Sunday, July 24, 2011

Tanzania: FCC approves acquisition of BP`s 50 pct shares by Puma

The Fair Competition Commission (FCC) has approved acquisition of BP Tanzania Limited’s 50 per cent shares by Puma Energy (Tanzania) Investments Limited.
The approval done early this month follows a share purchase agreement reached in November last year between Puma and BP Tanzania Limited after consultation with the government, which is the co-shareholder.
A press statement issued by FCC in Dar es Salaam yesterday said the government granted no objection to the shares sale.
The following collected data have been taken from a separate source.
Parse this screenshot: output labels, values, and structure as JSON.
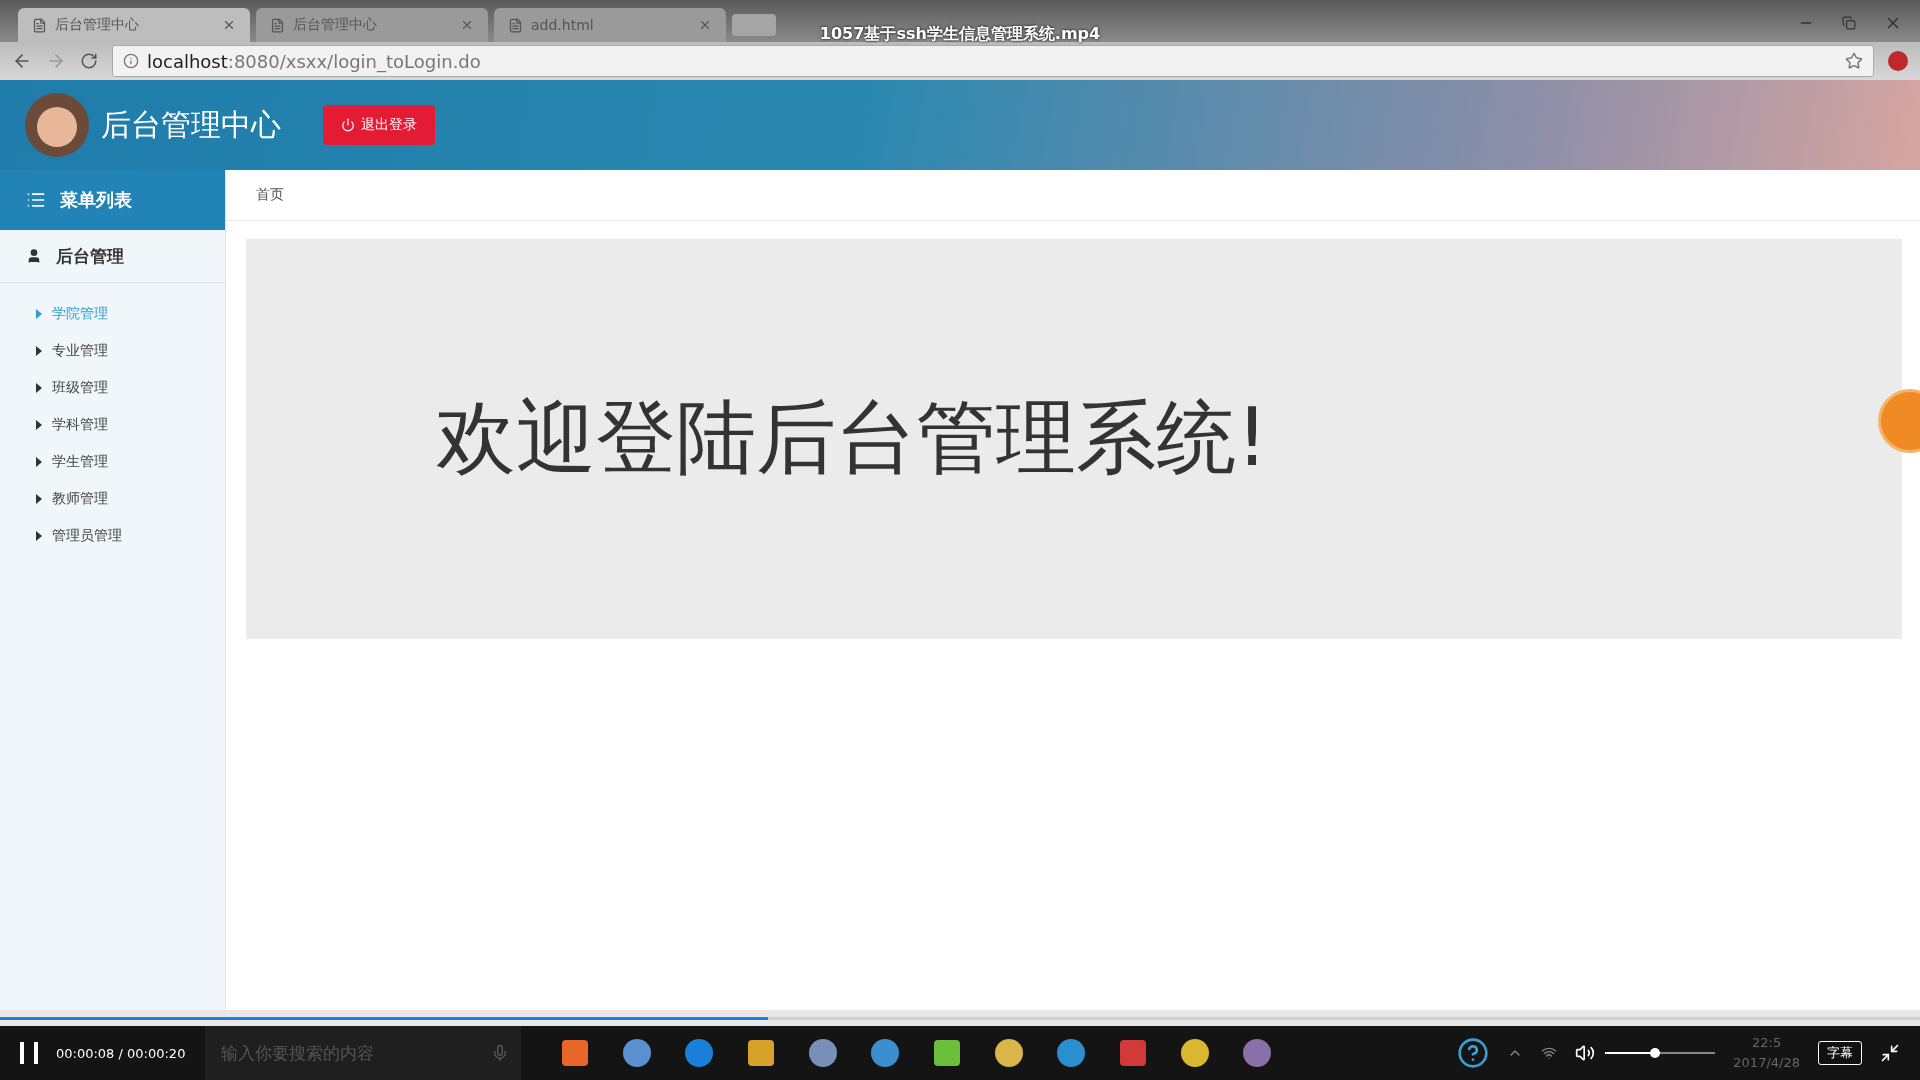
{
  "browser": {
    "tabs": [
      {
        "title": "后台管理中心",
        "selected": true
      },
      {
        "title": "后台管理中心",
        "selected": false
      },
      {
        "title": "add.html",
        "selected": false
      }
    ],
    "address": {
      "host": "localhost",
      "rest": ":8080/xsxx/login_toLogin.do"
    }
  },
  "video": {
    "title": "1057基于ssh学生信息管理系统.mp4",
    "progress": {
      "level": 0.4
    },
    "time": "00:00:08 / 00:00:20",
    "volume": {
      "level": 0.45
    },
    "subtitle_button": "字幕"
  },
  "page": {
    "header": {
      "title": "后台管理中心",
      "logout": "退出登录"
    },
    "sidebar": {
      "heading": "菜单列表",
      "group": "后台管理",
      "items": [
        {
          "label": "学院管理",
          "selected": true
        },
        {
          "label": "专业管理",
          "selected": false
        },
        {
          "label": "班级管理",
          "selected": false
        },
        {
          "label": "学科管理",
          "selected": false
        },
        {
          "label": "学生管理",
          "selected": false
        },
        {
          "label": "教师管理",
          "selected": false
        },
        {
          "label": "管理员管理",
          "selected": false
        }
      ]
    },
    "breadcrumb": "首页",
    "welcome": "欢迎登陆后台管理系统!"
  },
  "taskbar": {
    "search_placeholder": "输入你要搜索的内容",
    "clock": {
      "time": "22:5",
      "date": "2017/4/28"
    }
  }
}
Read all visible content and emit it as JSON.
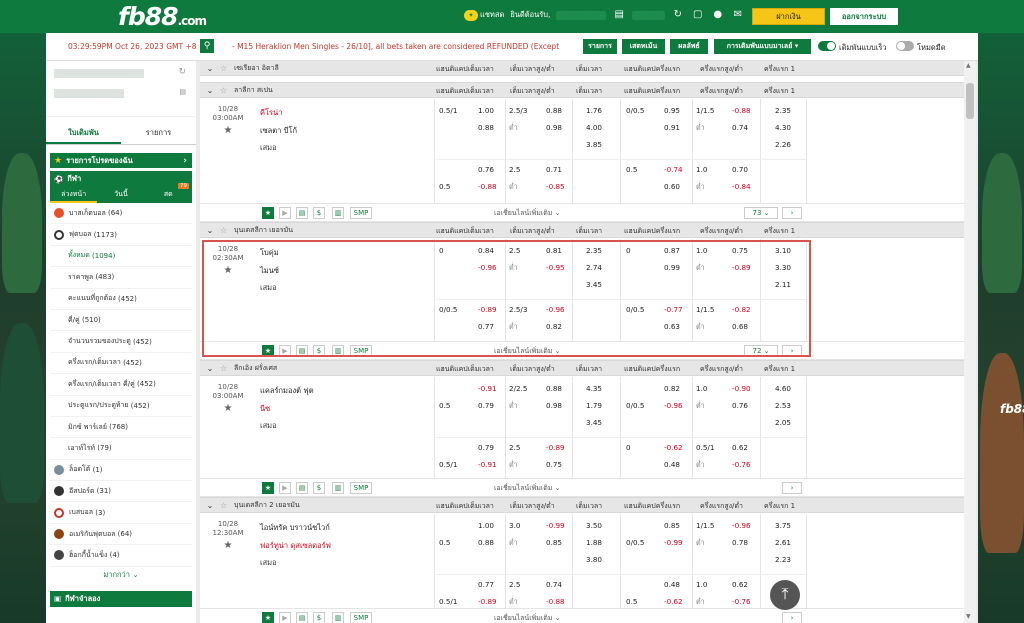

Quoting the FCC Director General, Geoffrey Mariki, it said the commission approved the merger unconditionally, pursuant to Rule 51 (13) (a) of the Fair Competition Commission procedure rules, 2010.
The petroleum sector is normally subdivided into two markets namely Upstream (exploration and excavation) and Downstream (from refinery to retail level), the statement said.
BP operates in the downstream petroleum market, as one amongst 29 ground petroleum business operators, the statement noted.
Their main activities are importation, storage, export, inland transportation of refined petroleum products, wholesale and retail distribution of petroleum products including liquefied petroleum gas.
The statement reminded all firms intending to merge or acquire other firms having operations in Tanzania, which, through the merger or acquisition may result in the change in control or ownership of a business and have their combined value of turnover or asset reaching 800m/- , to notify the Commission prior to consummation of the merger or acquisition.
According to the statement, failure to notify a merger is an offence under the Fair Competition Act.
On March 8, this year Puma Energy (Tanzania) Investment Ltd acting under Section 11(2) of the Fair Competition Act, 2003 (FCA) and Rule 42(2) notified the FCC of its intention to acquire 50 per cent of issued share capital in BP (Tanzania) Limited.
The remaining 50 percent interest in BP will continue to be held by the government.